An IFN‐resistant subline (U‐266 r α ) was established from the IFN‐α‐sensitive myeloma cell line U‐266 by subculturing U‐266 cells with increasing doses of INF‐α. The U‐266 r α secreted IgE at a higher rate than the U‐266 (7.2 × 10 −13 g/c/8 h as compared to 3.3 × 10 −13 g/c/8 h). The 2 cell lines were found to be equally high producers of β 2 m (9.2 and 9.6 × 10 −13 g/c/8 h). The U‐266 produced 2.9 times less IgE and 5 times more β 2 m compared to the initial production rates at establishment.
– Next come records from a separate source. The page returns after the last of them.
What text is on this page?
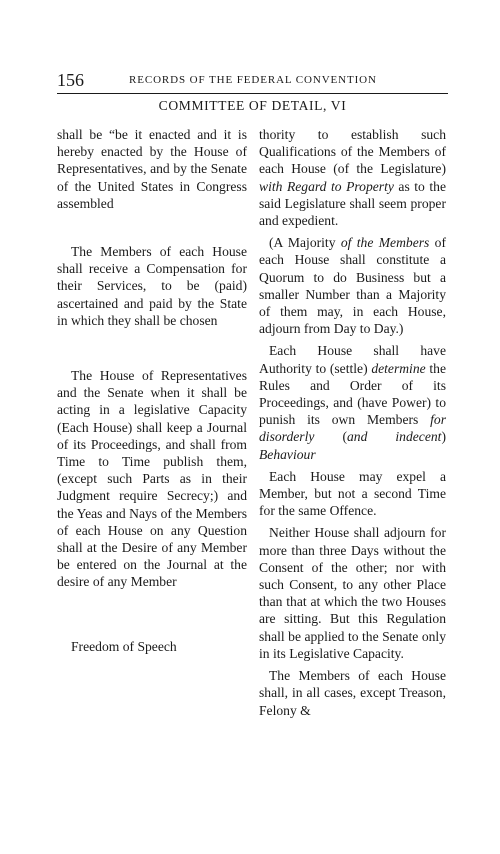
156	RECORDS OF THE FEDERAL CONVENTION
COMMITTEE OF DETAIL, VI

shall be “be it enacted and it is hereby enacted by the House of Representatives, and by the Senate of the United States in Congress assembled

The Members of each House shall receive a Compensation for their Services, to be (paid) ascertained and paid by the State in which they shall be chosen

The House of Representatives and the Senate when it shall be acting in a legislative Capacity (Each House) shall keep a Journal of its Proceedings, and shall from Time to Time publish them, (except such Parts as in their Judgment require Secrecy;) and the Yeas and Nays of the Members of each House on any Question shall at the Desire of any Member be entered on the Journal at the desire of any Member

Freedom of Speech

thority to establish such Qualifications of the Members of each House (of the Legislature) with Regard to Property as to the said Legislature shall seem proper and expedient.

(A Majority of the Members of each House shall constitute a Quorum to do Business but a smaller Number than a Majority of them may, in each House, adjourn from Day to Day.)

Each House shall have Authority to (settle) determine the Rules and Order of its Proceedings, and (have Power) to punish its own Members for disorderly (and indecent) Behaviour

Each House may expel a Member, but not a second Time for the same Offence.

Neither House shall adjourn for more than three Days without the Consent of the other; nor with such Consent, to any other Place than that at which the two Houses are sitting. But this Regulation shall be applied to the Senate only in its Legislative Capacity.

The Members of each House shall, in all cases, except Treason, Felony &
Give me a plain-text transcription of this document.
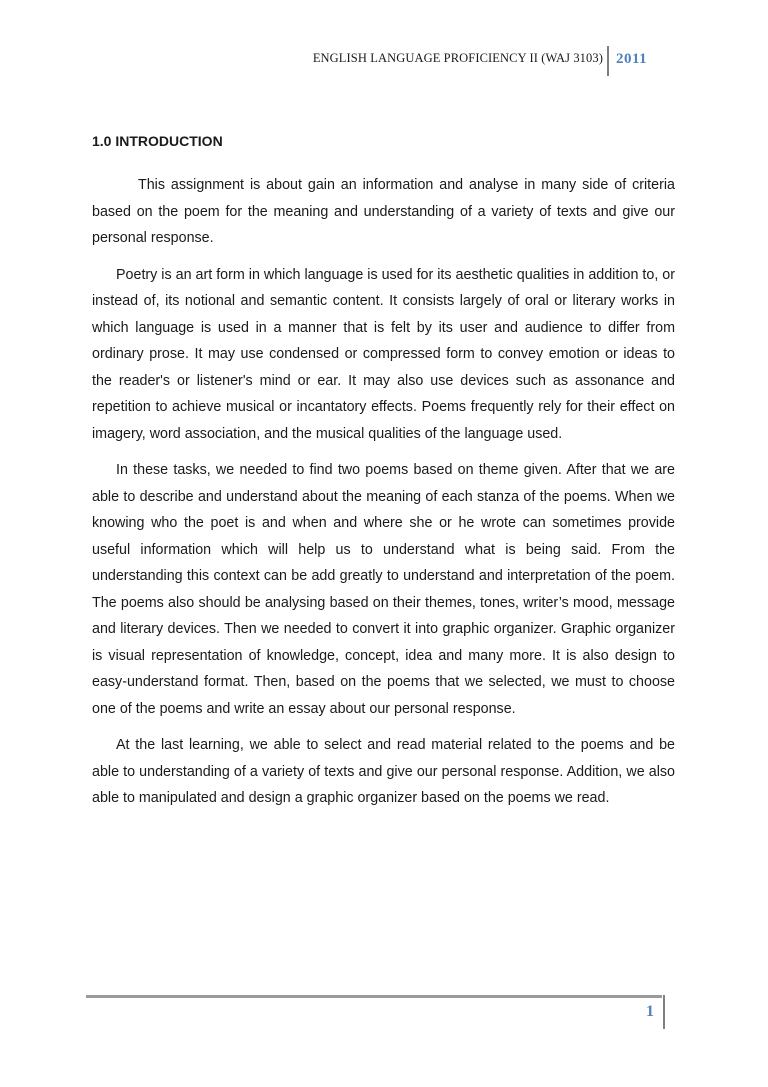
ENGLISH LANGUAGE PROFICIENCY II (WAJ 3103) 2011
1.0 INTRODUCTION

This assignment is about gain an information and analyse in many side of criteria based on the poem for the meaning and understanding of a variety of texts and give our personal response.

Poetry is an art form in which language is used for its aesthetic qualities in addition to, or instead of, its notional and semantic content. It consists largely of oral or literary works in which language is used in a manner that is felt by its user and audience to differ from ordinary prose. It may use condensed or compressed form to convey emotion or ideas to the reader's or listener's mind or ear. It may also use devices such as assonance and repetition to achieve musical or incantatory effects. Poems frequently rely for their effect on imagery, word association, and the musical qualities of the language used.

In these tasks, we needed to find two poems based on theme given. After that we are able to describe and understand about the meaning of each stanza of the poems. When we knowing who the poet is and when and where she or he wrote can sometimes provide useful information which will help us to understand what is being said. From the understanding this context can be add greatly to understand and interpretation of the poem. The poems also should be analysing based on their themes, tones, writer’s mood, message and literary devices. Then we needed to convert it into graphic organizer. Graphic organizer is visual representation of knowledge, concept, idea and many more. It is also design to easy-understand format. Then, based on the poems that we selected, we must to choose one of the poems and write an essay about our personal response.

At the last learning, we able to select and read material related to the poems and be able to understanding of a variety of texts and give our personal response. Addition, we also able to manipulated and design a graphic organizer based on the poems we read.

1
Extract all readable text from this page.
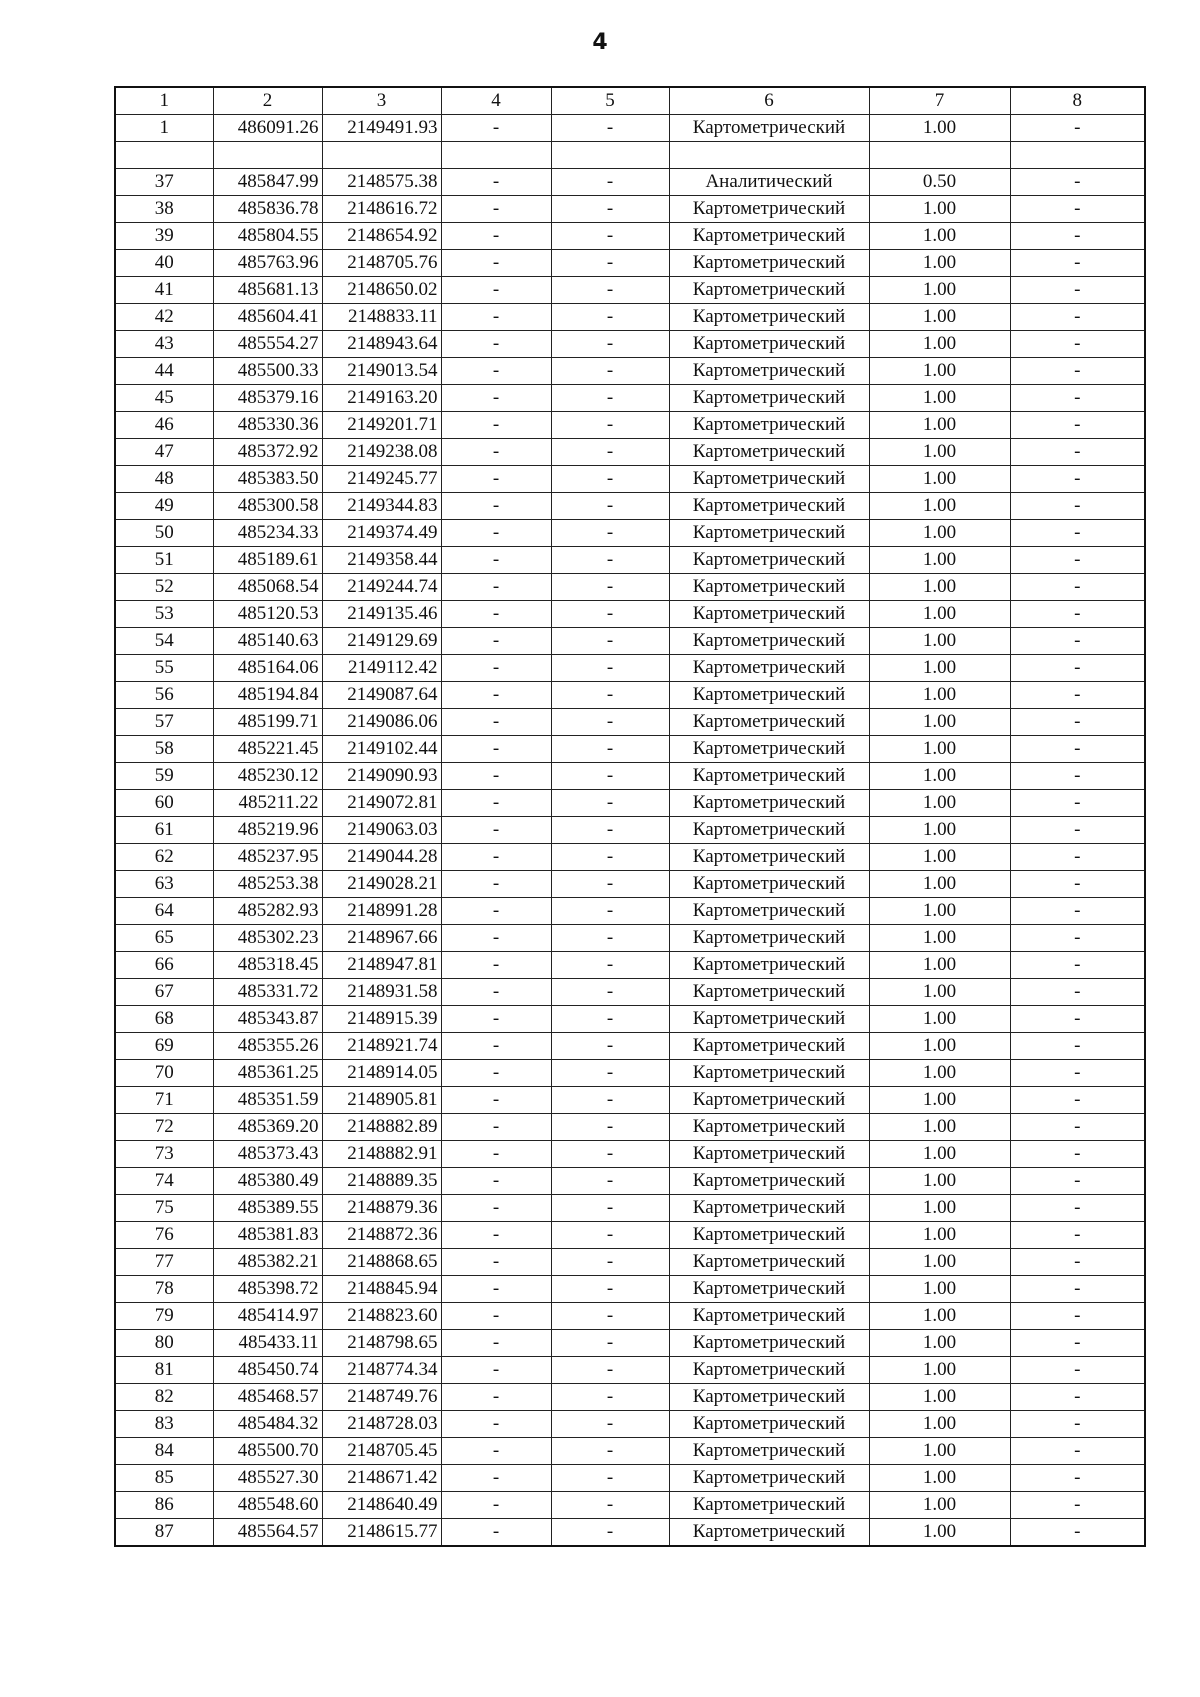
4
1	2	3	4	5	6	7	8
1	486091.26	2149491.93	-	-	Картометрический	1.00	-

37	485847.99	2148575.38	-	-	Аналитический	0.50	-
38	485836.78	2148616.72	-	-	Картометрический	1.00	-
39	485804.55	2148654.92	-	-	Картометрический	1.00	-
40	485763.96	2148705.76	-	-	Картометрический	1.00	-
41	485681.13	2148650.02	-	-	Картометрический	1.00	-
42	485604.41	2148833.11	-	-	Картометрический	1.00	-
43	485554.27	2148943.64	-	-	Картометрический	1.00	-
44	485500.33	2149013.54	-	-	Картометрический	1.00	-
45	485379.16	2149163.20	-	-	Картометрический	1.00	-
46	485330.36	2149201.71	-	-	Картометрический	1.00	-
47	485372.92	2149238.08	-	-	Картометрический	1.00	-
48	485383.50	2149245.77	-	-	Картометрический	1.00	-
49	485300.58	2149344.83	-	-	Картометрический	1.00	-
50	485234.33	2149374.49	-	-	Картометрический	1.00	-
51	485189.61	2149358.44	-	-	Картометрический	1.00	-
52	485068.54	2149244.74	-	-	Картометрический	1.00	-
53	485120.53	2149135.46	-	-	Картометрический	1.00	-
54	485140.63	2149129.69	-	-	Картометрический	1.00	-
55	485164.06	2149112.42	-	-	Картометрический	1.00	-
56	485194.84	2149087.64	-	-	Картометрический	1.00	-
57	485199.71	2149086.06	-	-	Картометрический	1.00	-
58	485221.45	2149102.44	-	-	Картометрический	1.00	-
59	485230.12	2149090.93	-	-	Картометрический	1.00	-
60	485211.22	2149072.81	-	-	Картометрический	1.00	-
61	485219.96	2149063.03	-	-	Картометрический	1.00	-
62	485237.95	2149044.28	-	-	Картометрический	1.00	-
63	485253.38	2149028.21	-	-	Картометрический	1.00	-
64	485282.93	2148991.28	-	-	Картометрический	1.00	-
65	485302.23	2148967.66	-	-	Картометрический	1.00	-
66	485318.45	2148947.81	-	-	Картометрический	1.00	-
67	485331.72	2148931.58	-	-	Картометрический	1.00	-
68	485343.87	2148915.39	-	-	Картометрический	1.00	-
69	485355.26	2148921.74	-	-	Картометрический	1.00	-
70	485361.25	2148914.05	-	-	Картометрический	1.00	-
71	485351.59	2148905.81	-	-	Картометрический	1.00	-
72	485369.20	2148882.89	-	-	Картометрический	1.00	-
73	485373.43	2148882.91	-	-	Картометрический	1.00	-
74	485380.49	2148889.35	-	-	Картометрический	1.00	-
75	485389.55	2148879.36	-	-	Картометрический	1.00	-
76	485381.83	2148872.36	-	-	Картометрический	1.00	-
77	485382.21	2148868.65	-	-	Картометрический	1.00	-
78	485398.72	2148845.94	-	-	Картометрический	1.00	-
79	485414.97	2148823.60	-	-	Картометрический	1.00	-
80	485433.11	2148798.65	-	-	Картометрический	1.00	-
81	485450.74	2148774.34	-	-	Картометрический	1.00	-
82	485468.57	2148749.76	-	-	Картометрический	1.00	-
83	485484.32	2148728.03	-	-	Картометрический	1.00	-
84	485500.70	2148705.45	-	-	Картометрический	1.00	-
85	485527.30	2148671.42	-	-	Картометрический	1.00	-
86	485548.60	2148640.49	-	-	Картометрический	1.00	-
87	485564.57	2148615.77	-	-	Картометрический	1.00	-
INF‐α and recombinant IFN‐αM 2 (rIFN‐α 2 ) inhibited proliferation and concomitantly decreased the rate of IgE and β 2 m secretion in U‐266 but not in U‐266 IFN r α , which in contrast was slightly stimulated by IFN‐α with respect to growth, IgE and β 2 m secretion. In addition, IFN‐α at a concentration of 100 U/ml was shown to decrease the IgE and β 2 m production without exerting more than minimal cytotoxicity on U‐266 cells. No antiproliferative effect was found for IFN‐γ or recombinant IFN‐γ (rIFN‐γ) on either of the 2 cell lines. IFN‐γ and rIFN‐γ were, however, found to stimulate the production of β 2 m. Our results show that the U‐266 and the derived IFN‐α‐resistant subline can be used as models for studying some of the biological effects of IFN‐α and ‐γ in vitro. The clinical implications of these in vitro results, in particular the usefulness of serum determinations of immunoglobulin and β 2 m concentrations for monitoring the tumor cell mass, are discussed.